TRIBUNJOGJA.COM, KULON PROGO - Angka kematian penderita penyakit leptospirosis di Kulon Progo selama 2018 masih cukup tinggi sekalipun jumlah kasusnya menurun drastis.
Masyarakat diminta lebih sadar kebersihan diri dan lingkungan.
Dinas Kesehatan Kulon Progo mencatat sepanjang 2018 ada 26 orang usia 15 tahun ke atas yang terjangkit leptospirosis yang tersebar di berbagai wilayah kecamatan.
Jauh menurun dibanding 2017 yang ada 77 kasus.
Angka kematian akibat penyakit yang disebabkan oleh bakteri leptospira itu pada 2018 mencapai lima orang sedangkan di 2017 ada sembilan orang.
"Tingkat fatalitasnya masih cukup tinggi meski secara kasus jumlahnya menurun," kata Kepala bidang Pencegahan dan Pengendalian Penyakit, Dinas Kesehatan Kulon Progo, Baning Rahayujati, Senin (7/1/2019).
Baca: Musim Pancaroba, Waspadai Demam Berdarah dan Leptospirosis
Leptospirosis merupakan penyakit yang disebarkan melalui urine atau darah hewan yang terinfeksi bakteri ini.
Beberapa jenis hewan yang dapat menjadi pembawa penyakit ini adalah anjing, hewan pengerat seperti tikus, dan kelompok hewan ternak seperti sapi atau babi.
Penularan kepada manusia bisa melalui jaringan kulit yang terbuka karena luka maupun membran mukosa pada mulut dan hidung.
Dalam kebanyakan kasus yang berujung kematian, penderita terlambat ditangani dengan kondisi ginjal yang sudah rusak akut oleh serangan bakteri sehingga pengobatan pun tidak banyak membantu.

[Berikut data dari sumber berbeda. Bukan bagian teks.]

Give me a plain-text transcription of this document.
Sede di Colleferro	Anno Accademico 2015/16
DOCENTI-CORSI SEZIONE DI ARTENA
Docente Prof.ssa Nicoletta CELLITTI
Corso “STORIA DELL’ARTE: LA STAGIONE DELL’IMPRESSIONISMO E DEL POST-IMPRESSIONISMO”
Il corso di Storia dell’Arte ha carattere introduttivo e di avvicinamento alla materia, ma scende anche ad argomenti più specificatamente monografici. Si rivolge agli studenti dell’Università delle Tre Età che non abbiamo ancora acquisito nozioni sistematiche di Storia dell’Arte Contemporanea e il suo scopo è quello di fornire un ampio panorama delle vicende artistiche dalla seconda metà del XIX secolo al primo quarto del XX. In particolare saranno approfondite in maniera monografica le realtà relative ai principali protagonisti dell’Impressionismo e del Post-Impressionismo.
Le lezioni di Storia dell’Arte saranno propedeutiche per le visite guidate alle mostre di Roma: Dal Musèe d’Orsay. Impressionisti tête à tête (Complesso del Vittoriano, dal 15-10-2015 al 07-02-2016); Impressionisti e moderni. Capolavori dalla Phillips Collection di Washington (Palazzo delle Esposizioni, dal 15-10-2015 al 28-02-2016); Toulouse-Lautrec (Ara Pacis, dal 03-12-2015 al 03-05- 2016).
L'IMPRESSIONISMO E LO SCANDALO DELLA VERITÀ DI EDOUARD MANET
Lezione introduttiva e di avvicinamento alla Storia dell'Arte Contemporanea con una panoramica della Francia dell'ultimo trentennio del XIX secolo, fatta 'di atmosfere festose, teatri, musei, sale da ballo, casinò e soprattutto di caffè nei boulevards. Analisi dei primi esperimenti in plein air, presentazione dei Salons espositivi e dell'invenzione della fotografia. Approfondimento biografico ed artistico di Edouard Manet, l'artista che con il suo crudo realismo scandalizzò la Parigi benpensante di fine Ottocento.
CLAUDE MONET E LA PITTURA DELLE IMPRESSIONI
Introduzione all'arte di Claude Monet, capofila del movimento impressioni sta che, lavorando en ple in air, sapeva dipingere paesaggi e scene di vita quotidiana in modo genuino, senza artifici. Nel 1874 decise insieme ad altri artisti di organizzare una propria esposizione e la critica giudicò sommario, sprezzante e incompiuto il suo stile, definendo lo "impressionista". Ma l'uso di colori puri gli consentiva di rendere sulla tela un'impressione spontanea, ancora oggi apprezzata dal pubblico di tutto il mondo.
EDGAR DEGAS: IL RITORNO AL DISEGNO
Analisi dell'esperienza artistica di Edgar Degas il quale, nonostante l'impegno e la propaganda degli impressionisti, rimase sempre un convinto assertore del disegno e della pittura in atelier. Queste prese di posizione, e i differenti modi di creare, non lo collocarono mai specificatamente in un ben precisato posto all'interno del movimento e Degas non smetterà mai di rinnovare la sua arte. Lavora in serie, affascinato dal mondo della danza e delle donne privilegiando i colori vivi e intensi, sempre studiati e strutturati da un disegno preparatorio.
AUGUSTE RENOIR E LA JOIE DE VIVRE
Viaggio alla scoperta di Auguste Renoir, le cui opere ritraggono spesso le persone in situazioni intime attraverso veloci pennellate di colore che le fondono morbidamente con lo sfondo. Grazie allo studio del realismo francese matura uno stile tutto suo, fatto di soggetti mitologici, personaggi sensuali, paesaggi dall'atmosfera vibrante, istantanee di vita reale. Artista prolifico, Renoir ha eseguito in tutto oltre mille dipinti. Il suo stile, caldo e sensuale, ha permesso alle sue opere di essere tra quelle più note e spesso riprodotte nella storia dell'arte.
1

Penyakit ini memiliki gejala awal berupa demam dan nyeri betis yang muncul dalam beberapa hari setelah terjangkit bakteri dan cenderung disepelekan penderita.
Padahal, ginjal mulai diserang bakteri pada kurun 3-5 hari setelah demam dan nyeri terjadi sedangkan kebanyakan kasus kematian itu terjadi pada hari kelima.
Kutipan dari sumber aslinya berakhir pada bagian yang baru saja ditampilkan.